According to administration sources, Sunstein's office is looking for ways to impose through the regulatory process those Obama White House health care, environmental, and labor policies that do not survive the legislative process.

"The goal from this White House is to have as much nonspecific language passed by Congress in policy areas like health care and the environment and then use Sunstein's office to put in place the regulatory language called for by Congress that gets us to where we want to be. It may very well be the most important job in this administration, given the lack of success we may have on Capitol Hill," says a White House source.

So what type of man is Cass Sunstein, the man who will eventually wind up creating nationalized health care out of whatever cloth Congress gives him? A fierce independent, proud of the American spirit of hard work and capitalism?

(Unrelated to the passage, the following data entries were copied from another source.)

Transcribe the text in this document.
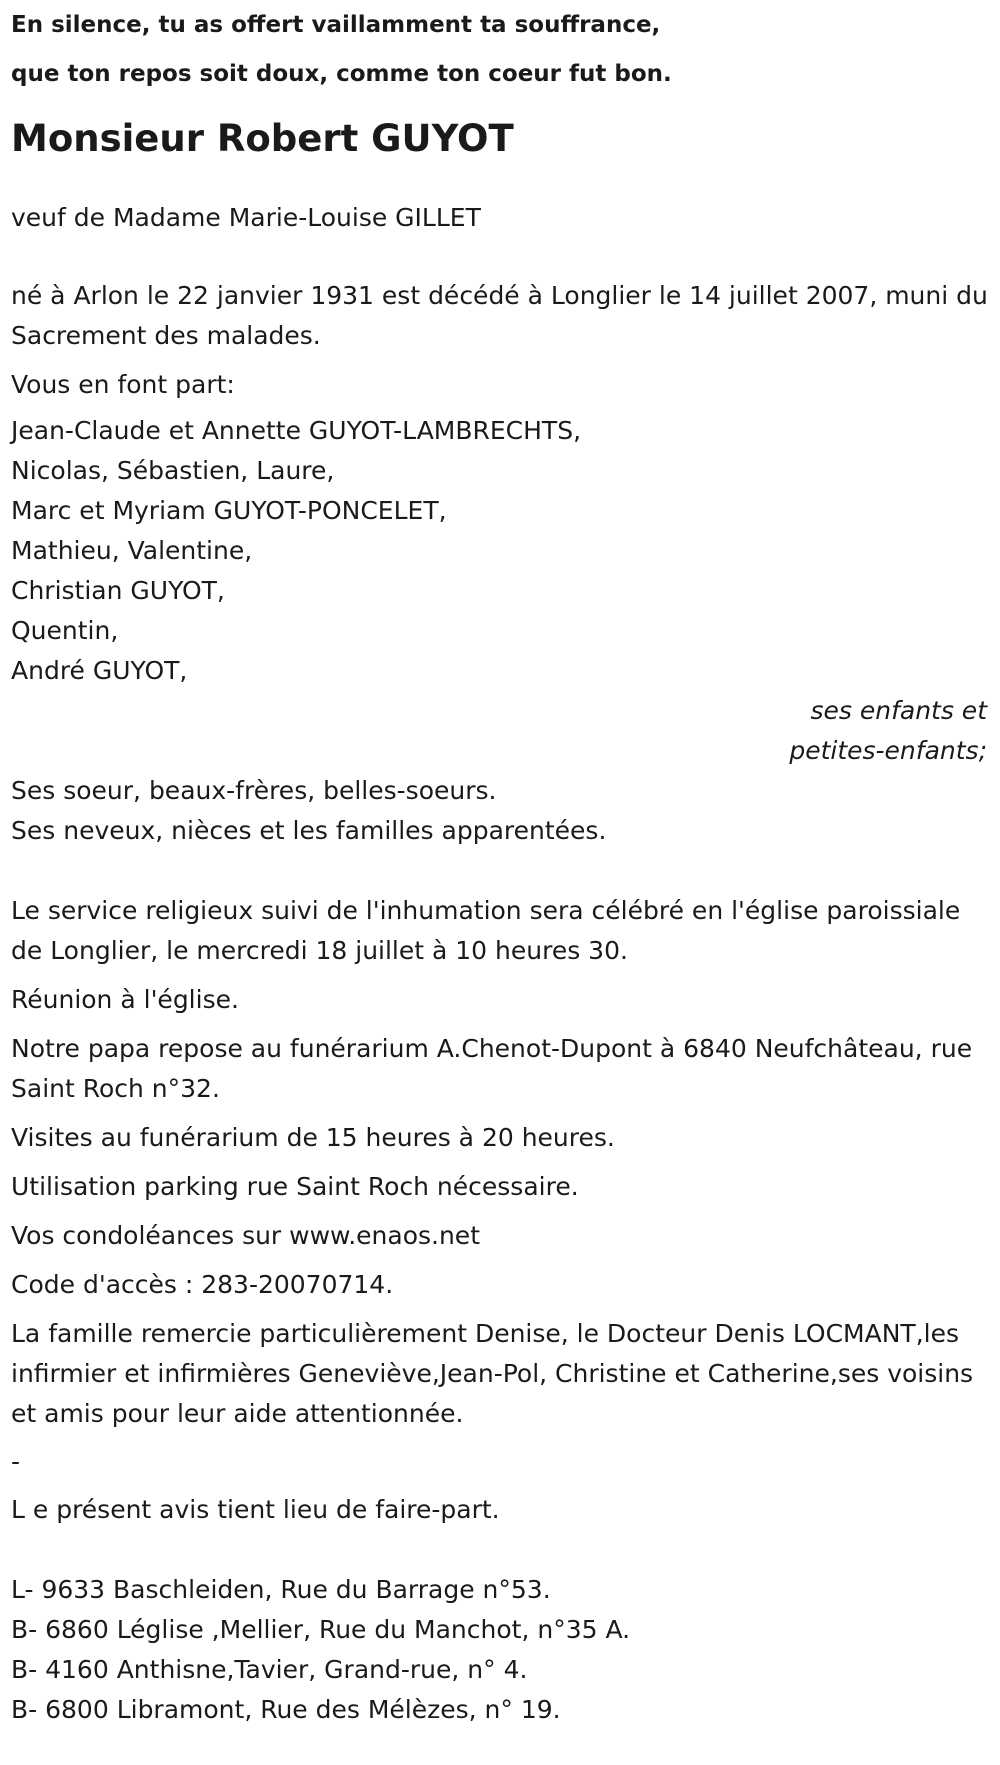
En silence, tu as offert vaillamment ta souffrance,
que ton repos soit doux, comme ton coeur fut bon.
Monsieur Robert GUYOT
veuf de Madame Marie-Louise GILLET
né à Arlon le 22 janvier 1931 est décédé à Longlier le 14 juillet 2007, muni du Sacrement des malades.
Vous en font part:
Jean-Claude et Annette GUYOT-LAMBRECHTS,
Nicolas, Sébastien, Laure,
Marc et Myriam GUYOT-PONCELET,
Mathieu, Valentine,
Christian GUYOT,
Quentin,
André GUYOT,
ses enfants et
petites-enfants;
Ses soeur, beaux-frères, belles-soeurs.
Ses neveux, nièces et les familles apparentées.
Le service religieux suivi de l'inhumation sera célébré en l'église paroissiale de Longlier, le mercredi 18 juillet à 10 heures 30.
Réunion à l'église.
Notre papa repose au funérarium A.Chenot-Dupont à 6840 Neufchâteau, rue Saint Roch n°32.
Visites au funérarium de 15 heures à 20 heures.
Utilisation parking rue Saint Roch nécessaire.
Vos condoléances sur www.enaos.net
Code d'accès : 283-20070714.
La famille remercie particulièrement Denise, le Docteur Denis LOCMANT,les infirmier et infirmières Geneviève,Jean-Pol, Christine et Catherine,ses voisins et amis pour leur aide attentionnée.
-
L e présent avis tient lieu de faire-part.
L- 9633 Baschleiden, Rue du Barrage n°53.
B- 6860 Léglise ,Mellier, Rue du Manchot, n°35 A.
B- 4160 Anthisne,Tavier, Grand-rue, n° 4.
B- 6800 Libramont, Rue des Mélèzes, n° 19.
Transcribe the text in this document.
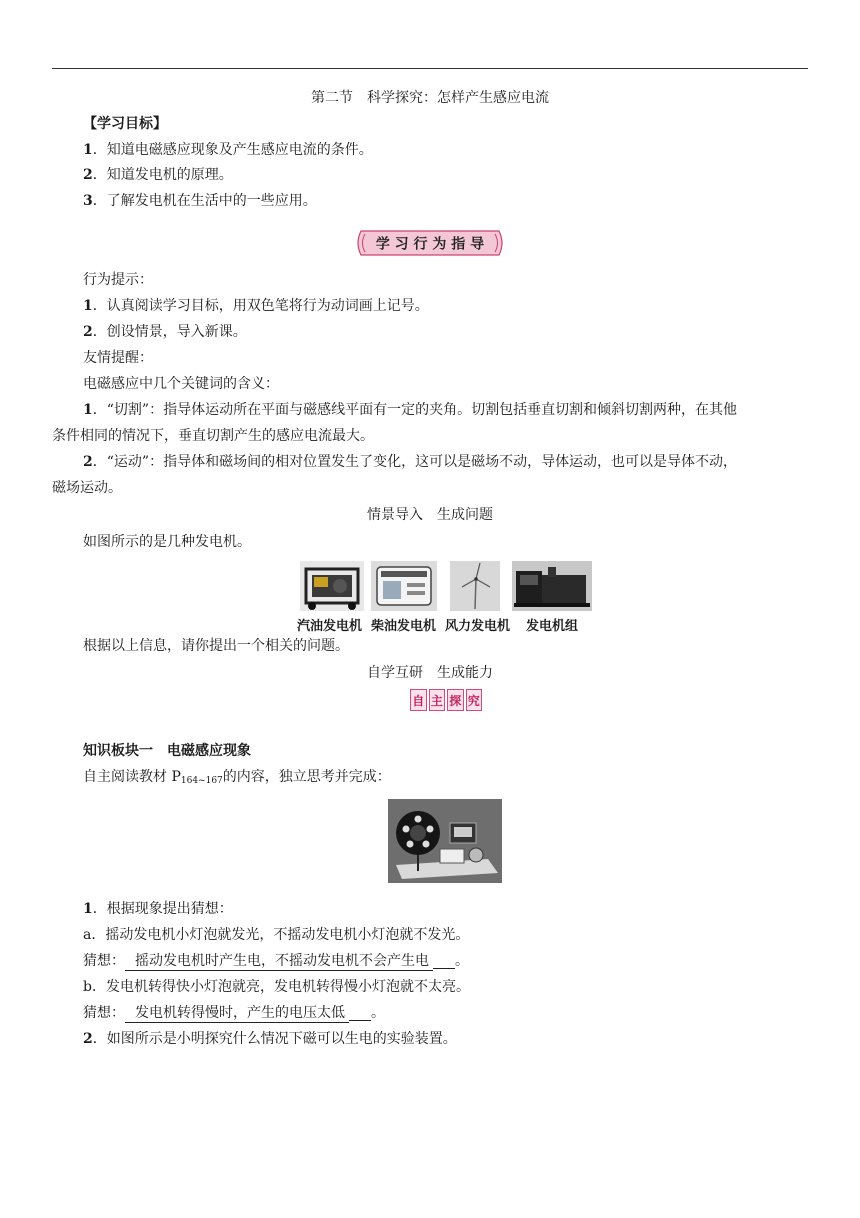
第二节　科学探究：怎样产生感应电流
【学习目标】
1．知道电磁感应现象及产生感应电流的条件。
2．知道发电机的原理。
3．了解发电机在生活中的一些应用。
学 习 行 为 指 导
行为提示：
1．认真阅读学习目标，用双色笔将行为动词画上记号。
2．创设情景，导入新课。
友情提醒：
电磁感应中几个关键词的含义：
1．“切割”：指导体运动所在平面与磁感线平面有一定的夹角。切割包括垂直切割和倾斜切割两种，在其他
条件相同的情况下，垂直切割产生的感应电流最大。
2．“运动”：指导体和磁场间的相对位置发生了变化，这可以是磁场不动，导体运动，也可以是导体不动，
磁场运动。
情景导入　生成问题
如图所示的是几种发电机。
汽油发电机 柴油发电机 风力发电机 发电机组
根据以上信息，请你提出一个相关的问题。
自学互研　生成能力
自 主 探 究
知识板块一　电磁感应现象
自主阅读教材 $P_{164\sim 167}$的内容，独立思考并完成：
1．根据现象提出猜想：
a．摇动发电机小灯泡就发光，不摇动发电机小灯泡就不发光。
猜想： 摇动发电机时产生电，不摇动发电机不会产生电 。
b．发电机转得快小灯泡就亮，发电机转得慢小灯泡就不太亮。
猜想： 发电机转得慢时，产生的电压太低 。
2．如图所示是小明探究什么情况下磁可以生电的实验装置。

Ah, guess again. This is an Obama appointee, remember. Some quotes from the man who will eventually be the Health Dictator:

"A system of limitless individual choices, with respect to communications, is not necessarily in the interest of citizenship and self-government.”–Cass Sunstein, arguing for a Fairness Doctrine for the Internet in his book, Republic.com 2.0, p.137

"In what sense is the money in our pockets and bank accounts fully ‘ours’? Did we earn it by our own autonomous efforts? Could we spend it if there were no public officials to coordinate the efforts and pool the resources of the community in which we live?… Without taxes there would be no liberty. Without taxes there would be no property....There is no liberty without dependency. That is why we should celebrate tax day …”– Cass R. Sunstein, “Why We Should Celebrate Paying Taxes,” The Chicago Tribune, April 14, 1999

“Much of the time, the United States seems to have embraced a confused and pernicious form of individualism. This approach endorses rights of private property and freedom of contract, and respects political liberty, but claims to distrust ‘government intervention’ and insists that people must fend for themselves. This form of so-called individualism is incoherent, a tangle of confusions.” Cass R. Sunstein, The Second Bill of Rights: FDR’s Unfinished Revolution and Why We Need it More Than Ever, Basic Books, New York, 2004, p. 3

So who's the man who will determine whether you will get the care you need, and whether you will live or die? A man who claims "there is no liberty without dependency", a claim which is the antithesis of the entire American ideal.

Let's follow Sunstein's twisted logic here. If there is no liberty without dependency, would it not follow that slavery is freedom? Sure, you may have to work for slave wages in service to the state, live in a crowded flat, and have a meager standard of living, but you would be "free" from the fears of unemployment, homelessness, and crime (since all would have nothing). There is no liberty without dependency, there is no freedom without slavery.

Remember this, and remember - while Obama is telling you in his oratorical baritone that "The time to act is now"," The current path is unsustainable. Nothing less than a complete overhaul will give Americans the care they deserve", "This plan will spend less money", "Under my plan, nothing will change for you and your doctor" - the man who will write and implement the rules and regulations for Obama's overhaul is a man who believes you do not own the money you've earned, who believes American individualism is incoherent, and who believes liberty is dependency.

Are these two men - Obama and Sunstein, backed by an army of hard-left Democratic lawmakers - as dangerous as they seem?

Only if we turn over the reins of our lives to them.